The novel's greatest asset is Lee's selective use of telling details. She doesn't tell us everything about any character, simply offering up a few telltale little mementos of who they might be. Take, for instance, the focus she places on Atticus's glasses at moments of extreme emotional impact. The care he takes with them extends to the care he takes with his children and his clients, and it's a tiny, subtle way Lee uses to link all those ideas together.

It also clarifies the hugely negative reaction many had to Go Set a Watchman, Lee's follow-up novel (which she actually wrote before Mockingbird), which was published in 2015 amid much mystery as to whether she had actually signed off on it.

In that story, the simple fact of complicating Mockingbird's rather idyllic nostalgia — by pointing out the racist attitudes Atticus held as an old man and had likely always held — tarnished the idealized childhood presented in Mockingbird, which had always invited readers (who often first encountered it in high school) to conflate it with their own childhood memories at an age when it's remarkably easy to idealize childhood memories. Nostalgia is a powerful drug, and nobody likes having the trip interrupted.

And there's another level here, too. Mockingbird isn't just a novel about a young woman looking back on her childhood. It's a novel about a young country looking back on some of its worst moments.

How the book captures the childhood of its protagonist and a country

The America of To Kill a Mockingbird is a sort of primal America. It's a small town, where kids can play outside until all hours of the night. It has weird local myths and legends. It even has its own supposedly scary boogeyman, who turns out to be nothing compared with the boogeymen hiding in plain sight. It's the America of national myth and presidential campaign ads, the place we are always trying to get back to.

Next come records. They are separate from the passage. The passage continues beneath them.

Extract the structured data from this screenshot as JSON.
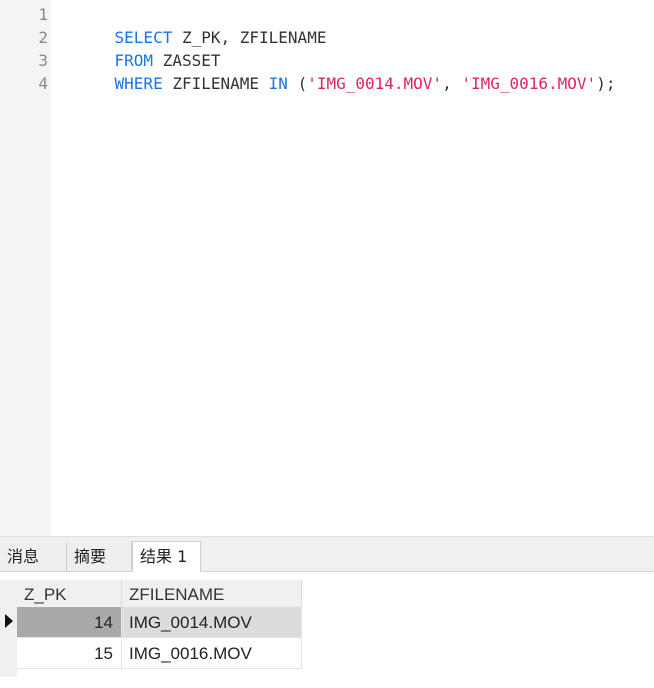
{
  "editor": {
    "line_numbers": [
      "1",
      "2",
      "3",
      "4"
    ],
    "lines": [
      [
        {
          "t": "SELECT",
          "c": "kw"
        },
        {
          "t": " Z_PK, ZFILENAME",
          "c": "punc"
        }
      ],
      [
        {
          "t": "FROM",
          "c": "kw"
        },
        {
          "t": " ZASSET",
          "c": "punc"
        }
      ],
      [
        {
          "t": "WHERE",
          "c": "kw"
        },
        {
          "t": " ZFILENAME ",
          "c": "punc"
        },
        {
          "t": "IN",
          "c": "kw"
        },
        {
          "t": " (",
          "c": "punc"
        },
        {
          "t": "'IMG_0014.MOV'",
          "c": "str"
        },
        {
          "t": ", ",
          "c": "punc"
        },
        {
          "t": "'IMG_0016.MOV'",
          "c": "str"
        },
        {
          "t": ");",
          "c": "punc"
        }
      ],
      []
    ],
    "colors": {
      "keyword": "#1a73e8",
      "string": "#e0245e",
      "text": "#333333"
    }
  },
  "tabs": [
    {
      "label": "消息",
      "active": false
    },
    {
      "label": "摘要",
      "active": false
    },
    {
      "label": "结果 1",
      "active": true
    }
  ],
  "results": {
    "columns": [
      "Z_PK",
      "ZFILENAME"
    ],
    "rows": [
      {
        "z_pk": "14",
        "zfilename": "IMG_0014.MOV",
        "selected": true
      },
      {
        "z_pk": "15",
        "zfilename": "IMG_0016.MOV",
        "selected": false
      }
    ]
  }
}
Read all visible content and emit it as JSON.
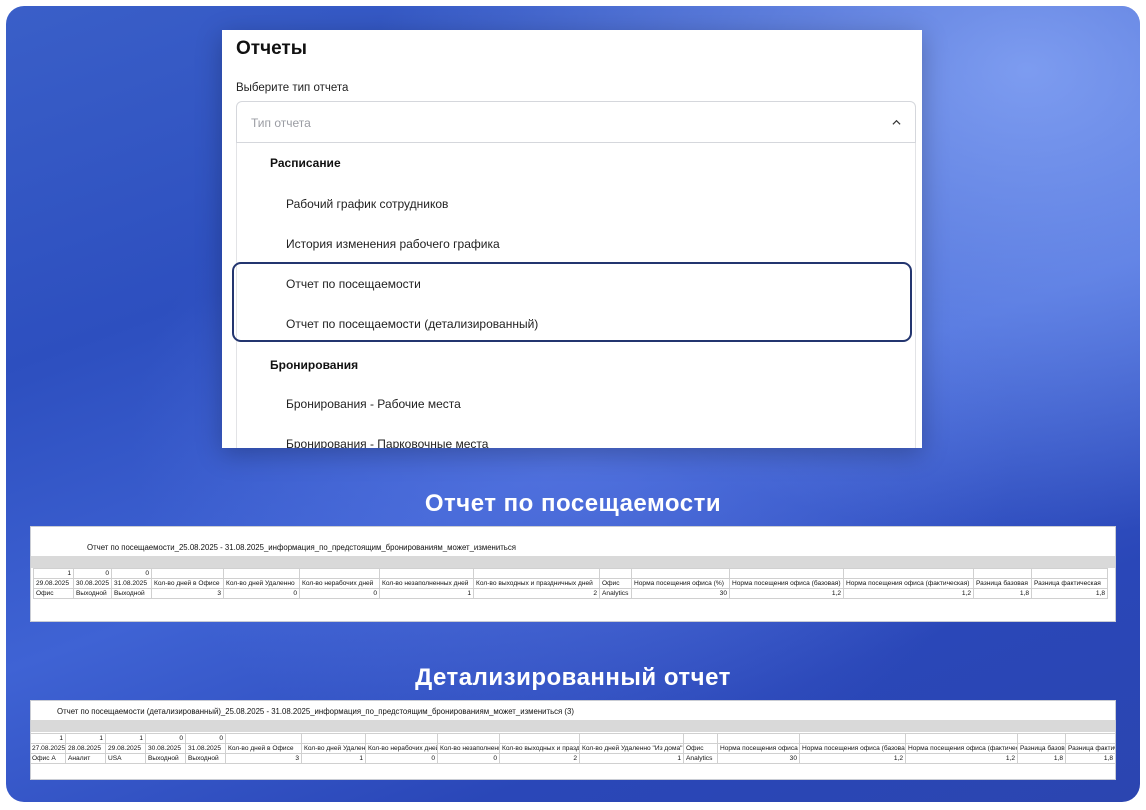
{
  "dropdown": {
    "title": "Отчеты",
    "field_label": "Выберите тип отчета",
    "placeholder": "Тип отчета",
    "groups": [
      {
        "label": "Расписание",
        "items": [
          "Рабочий график сотрудников",
          "История изменения рабочего графика",
          "Отчет по посещаемости",
          "Отчет по посещаемости (детализированный)"
        ]
      },
      {
        "label": "Бронирования",
        "items": [
          "Бронирования - Рабочие места",
          "Бронирования - Парковочные места"
        ]
      }
    ]
  },
  "attendance": {
    "heading": "Отчет по посещаемости",
    "sheet_title": "Отчет по посещаемости_25.08.2025 - 31.08.2025_информация_по_предстоящим_бронированиям_может_измениться",
    "rows": [
      [
        "1",
        "0",
        "0",
        "",
        "",
        "",
        "",
        "",
        "",
        "",
        "",
        "",
        "",
        "",
        ""
      ],
      [
        "29.08.2025",
        "30.08.2025",
        "31.08.2025",
        "Кол-во дней в Офисе",
        "Кол-во дней Удаленно",
        "Кол-во нерабочих дней",
        "Кол-во незаполненных дней",
        "Кол-во выходных и праздничных дней",
        "Офис",
        "Норма посещения офиса (%)",
        "Норма посещения офиса (базовая)",
        "Норма посещения офиса (фактическая)",
        "Разница базовая",
        "Разница фактическая"
      ],
      [
        "Офис",
        "Выходной",
        "Выходной",
        "3",
        "0",
        "0",
        "1",
        "2",
        "Analytics",
        "30",
        "1,2",
        "1,2",
        "1,8",
        "1,8"
      ]
    ]
  },
  "detailed": {
    "heading": "Детализированный отчет",
    "sheet_title": "Отчет по посещаемости (детализированный)_25.08.2025 - 31.08.2025_информация_по_предстоящим_бронированиям_может_измениться (3)",
    "rows": [
      [
        "1",
        "1",
        "1",
        "0",
        "0",
        "",
        "",
        "",
        "",
        "",
        "",
        "",
        "",
        "",
        "",
        "",
        "",
        ""
      ],
      [
        "27.08.2025",
        "28.08.2025",
        "29.08.2025",
        "30.08.2025",
        "31.08.2025",
        "Кол-во дней в Офисе",
        "Кол-во дней Удаленно",
        "Кол-во нерабочих дней",
        "Кол-во незаполненных дней",
        "Кол-во выходных и праздничных дней",
        "Кол-во дней Удаленно \"Из дома\"",
        "Офис",
        "Норма посещения офиса (%)",
        "Норма посещения офиса (базовая)",
        "Норма посещения офиса (фактическая)",
        "Разница базовая",
        "Разница фактическая"
      ],
      [
        "Офис А",
        "Аналит",
        "USA",
        "Выходной",
        "Выходной",
        "3",
        "1",
        "0",
        "0",
        "2",
        "1",
        "Analytics",
        "30",
        "1,2",
        "1,2",
        "1,8",
        "1,8"
      ]
    ]
  }
}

But Mockingbird gently complicates that picture. By far the most common complaints about the novel — complaints I largely share — stem from its treatment of Tom Robinson, who is simultaneously a bit of a stereotype and the kind of unbelievable saint who usually pops up in more hackneyed stories. (The latter, at least, is slightly more excusable because of the "adult remembering childhood" gambit. It's natural that the older Scout would simplify the supporting characters in her life in her memories.)

But Tom Robinson's unjust conviction also keeps Lee's portrayal of this nostalgic America from slipping entirely into hazy reverie. You can pretend this earlier America was a better, more honest place, but to do so would be like remembering your own childhood without all of the pain it inevitably included. Scout's beloved hometown could be the safe haven she loved to play in. It could also be a town that railroaded an innocent black man and sent him to his death.

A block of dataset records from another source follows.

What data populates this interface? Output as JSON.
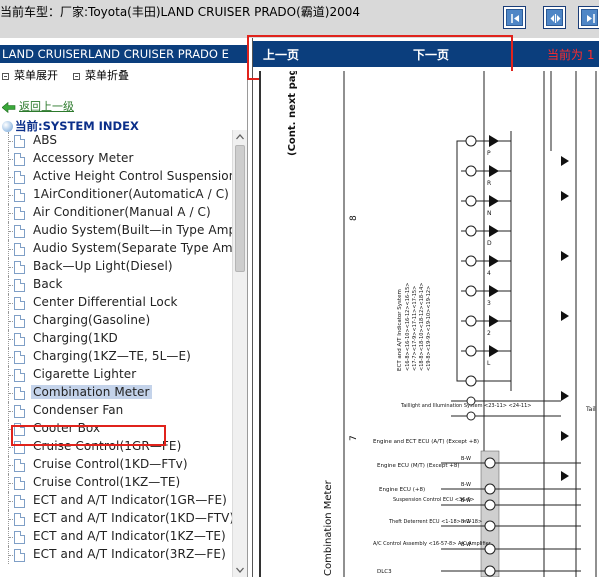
{
  "window": {
    "title": "当前车型：厂家:Toyota(丰田)LAND CRUISER PRADO(霸道)2004"
  },
  "toolbar": {
    "icons": [
      "expand-left-icon",
      "expand-both-icon",
      "collapse-right-icon"
    ]
  },
  "sidebar": {
    "header": "LAND CRUISERLAND CRUISER PRADO E",
    "expand_all": "菜单展开",
    "collapse_all": "菜单折叠",
    "back_link": "返回上一级",
    "current_label": "当前:SYSTEM INDEX",
    "items": [
      {
        "label": "ABS"
      },
      {
        "label": "Accessory Meter"
      },
      {
        "label": "Active Height Control Suspension"
      },
      {
        "label": "1AirConditioner(AutomaticA / C)"
      },
      {
        "label": "Air Conditioner(Manual A / C)"
      },
      {
        "label": "Audio System(Built—in Type Ampli"
      },
      {
        "label": "Audio System(Separate Type Amp"
      },
      {
        "label": "Back—Up Light(Diesel)"
      },
      {
        "label": "Back"
      },
      {
        "label": "Center Differential Lock"
      },
      {
        "label": "Charging(Gasoline)"
      },
      {
        "label": "Charging(1KD"
      },
      {
        "label": "Charging(1KZ—TE, 5L—E)"
      },
      {
        "label": "Cigarette Lighter"
      },
      {
        "label": "Combination Meter",
        "selected": true
      },
      {
        "label": "Condenser Fan"
      },
      {
        "label": "Cooter Box"
      },
      {
        "label": "Cruise Control(1GR—FE)"
      },
      {
        "label": "Cruise Control(1KD—FTv)"
      },
      {
        "label": "Cruise Control(1KZ—TE)"
      },
      {
        "label": "ECT and A/T Indicator(1GR—FE)"
      },
      {
        "label": "ECT and A/T Indicator(1KD—FTV)"
      },
      {
        "label": "ECT and A/T Indicator(1KZ—TE)"
      },
      {
        "label": "ECT and A/T Indicator(3RZ—FE)"
      }
    ]
  },
  "viewer": {
    "prev": "上一页",
    "next": "下一页",
    "current_page": "当前为 1",
    "diagram": {
      "vertical_top": "(Cont. next page)",
      "vertical_bottom": "Combination Meter",
      "col_num_8": "8",
      "col_num_7": "7",
      "block_ect": "ECT and A/T Indicator System",
      "block_taillight": "Taillight and Illumination System <23-11> <24-11>",
      "block_engine_ect": "Engine and ECT ECU (A/T) (Except +8)",
      "block_engine_mt": "Engine ECU (M/T) (Except +8)",
      "block_engine_8": "Engine ECU (+8)",
      "block_suspension": "Suspension Control ECU <36-6>",
      "block_theft": "Theft Deterrent ECU <1-18> <2-18>",
      "block_ac": "A/C Control Assembly <16-57-8> A/C Amplifier",
      "block_dlc": "DLC3",
      "wire_bw": "B-W",
      "gear_labels": [
        "P",
        "R",
        "N",
        "D",
        "4",
        "3",
        "2",
        "L"
      ],
      "tail_label": "Tail"
    }
  }
}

This is where Mockingbird ultimately transcends its flaws and becomes part of American myth itself. Written at the dawn of the 1960s — a decade that many have described as the end of America's innocence (or, if you will, its childhood) — the book is one of the few out there to gently confront America's long history of injustices but not feel like it's somehow chickening out in its gentility.

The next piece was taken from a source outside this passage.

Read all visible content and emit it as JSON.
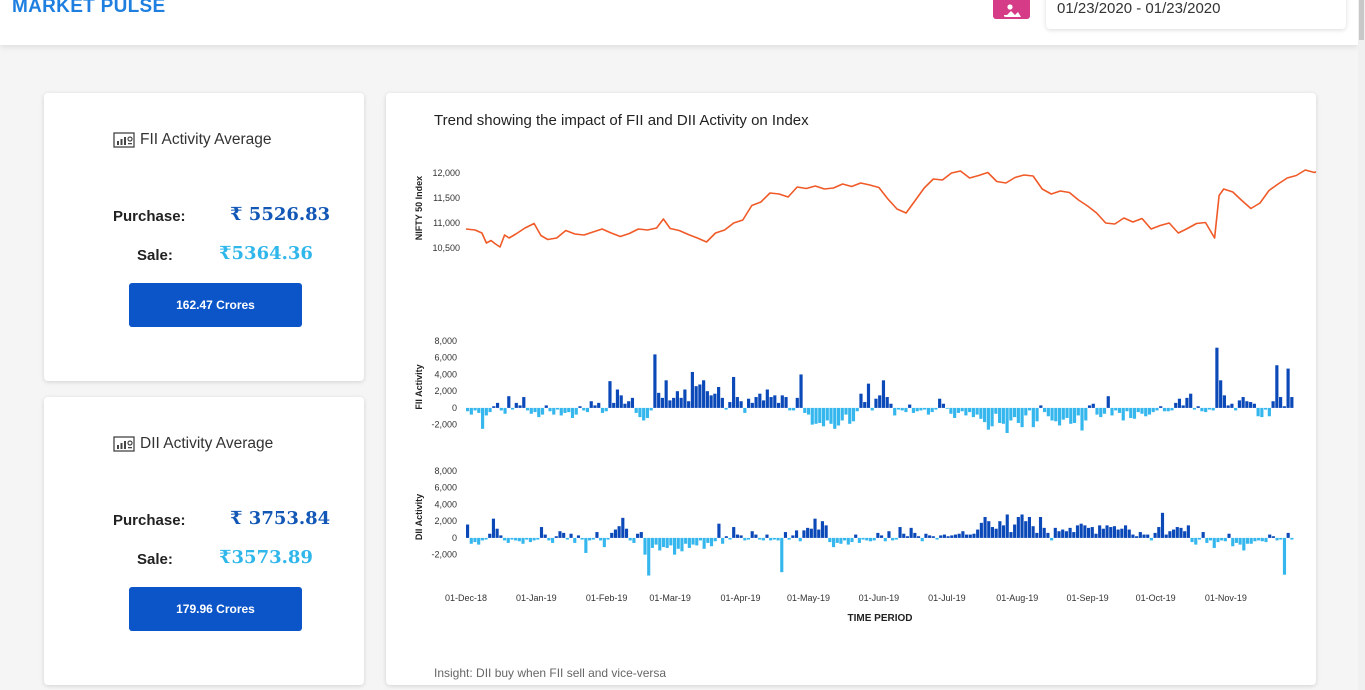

Lee couches the story as a memory of childhood, but it's a dual childhood she's remembering — that of Scout and that of the country she lives in. This double layer of meaning keeps the book from ever tripping over itself and falling into vague allegory, though it constantly threatens to. We're all nostalgic for something, but that nostalgia always coats something we're consciously ignoring, if we're being honest with ourselves.

Mockingbird came to define Lee in a way that she obviously did not anticipate. Over time, she became more and more of a recluse, and her only other contribution to literature while alive was the divisively received Watchman.

But Mockingbird is touchstone enough to secure her place in the American literary legacy. It's at once a better and worse book than you might remember — worse because it has those flaws you may not have noticed as a teenager, and better because those flaws illuminate a complexity that was there all along, hiding in plain sight.